In comparison, a staging layer will tend to have a higher level of accuracy and minimal duplication of effort as development of a dataset is typically only done once, following an agreed upon set of business rules and with the resulting calculations and transformations generally accepted as being correct.
Differences in users and security
There are also differences in the types of users for each system. A data lake is typically accessed by data scientists as well as more advanced data analysts from a variety of business areas, developing standalone solutions for advanced analytics, data mining, and machine learning, as well as other downstream business processes.
To get the most benefit from the wide variety of data available in the lake, there is often zero or minimal security applied on the data that the data scientists and analysts are able to access, which feeds back into the possibility of decreased accuracy and duplication of effort.
A staging layer is usually only accessed by warehouse developers with the single purpose of populating conformed and delivering “single source of truth” into the data warehouse. The populated data warehouse is then made widely available throughout the organisation. The developers should have the required security access across the whole staging layer, but the data coming out of staging may be locked down to specific business areas or security roles.

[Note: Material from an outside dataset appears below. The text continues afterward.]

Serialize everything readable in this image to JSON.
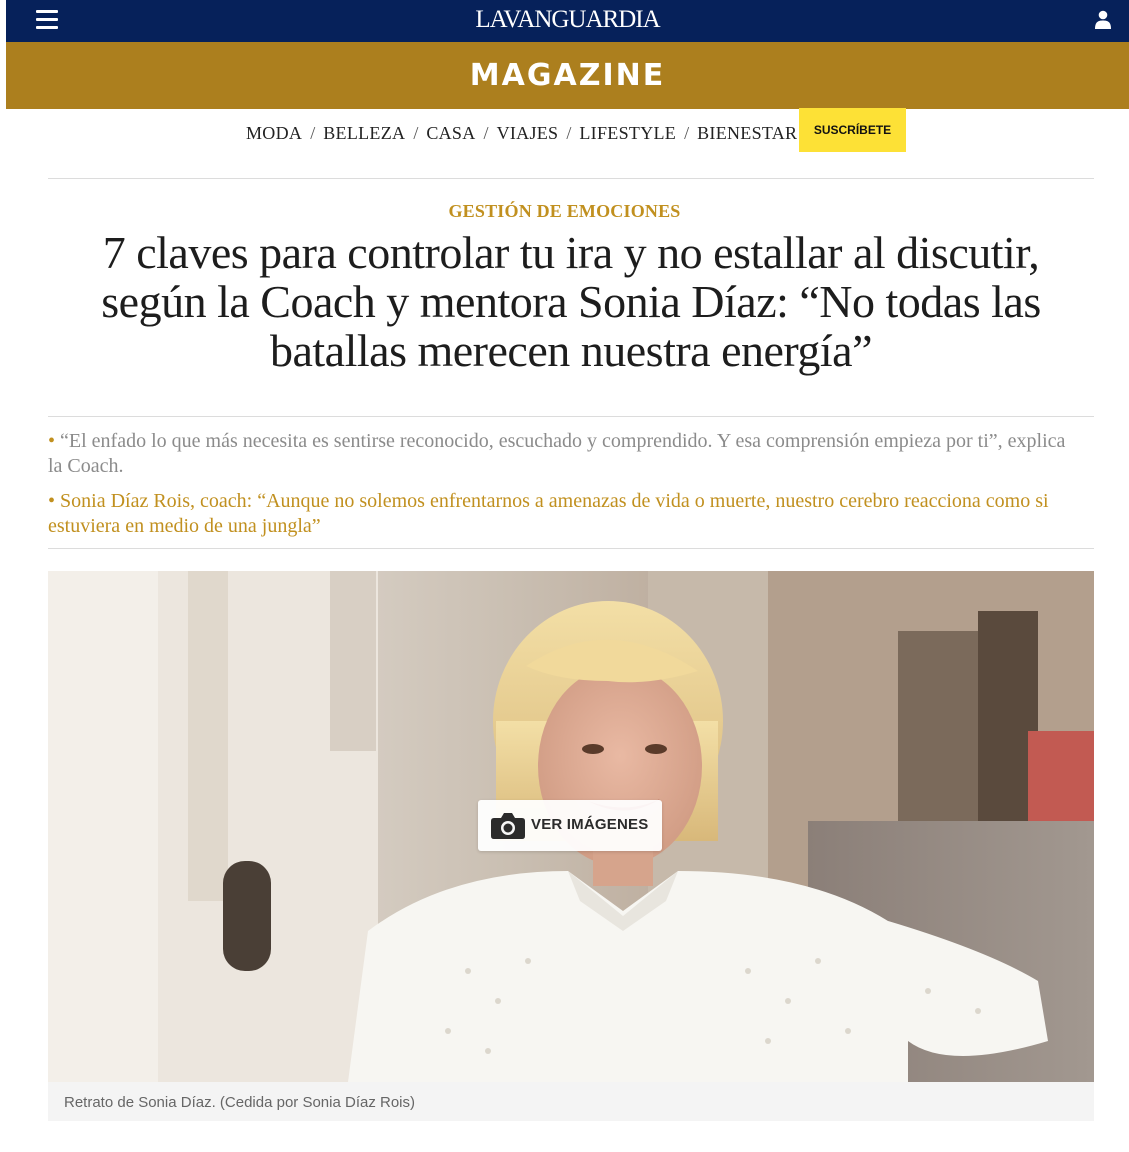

Do you need a data lake or staging layer?
In summary, a data lake allows fast access to diverse sets of data in a single location but comes with accuracy, effort and security considerations. On the other hand, a staging layer is more tightly controlled and requires longer development time, but has the benefit of increased accuracy and trust in the data warehouse.
Given the differences in structure and how fit-for-purpose a data lake and a staging layer are, it would generally seem that one wouldn’t easily replace another.
There is the possibility of integrating one into the other. A data lake could be used as the source for staging layer data, or a data warehouse (though not the staging layer) could be included in the data available in a data lake.
That said, if there is a business case to replace, combine, or integrate the two then time should be taken to carefully consider the implementation and any possible impact, and is probably best looked at on a case by case basis.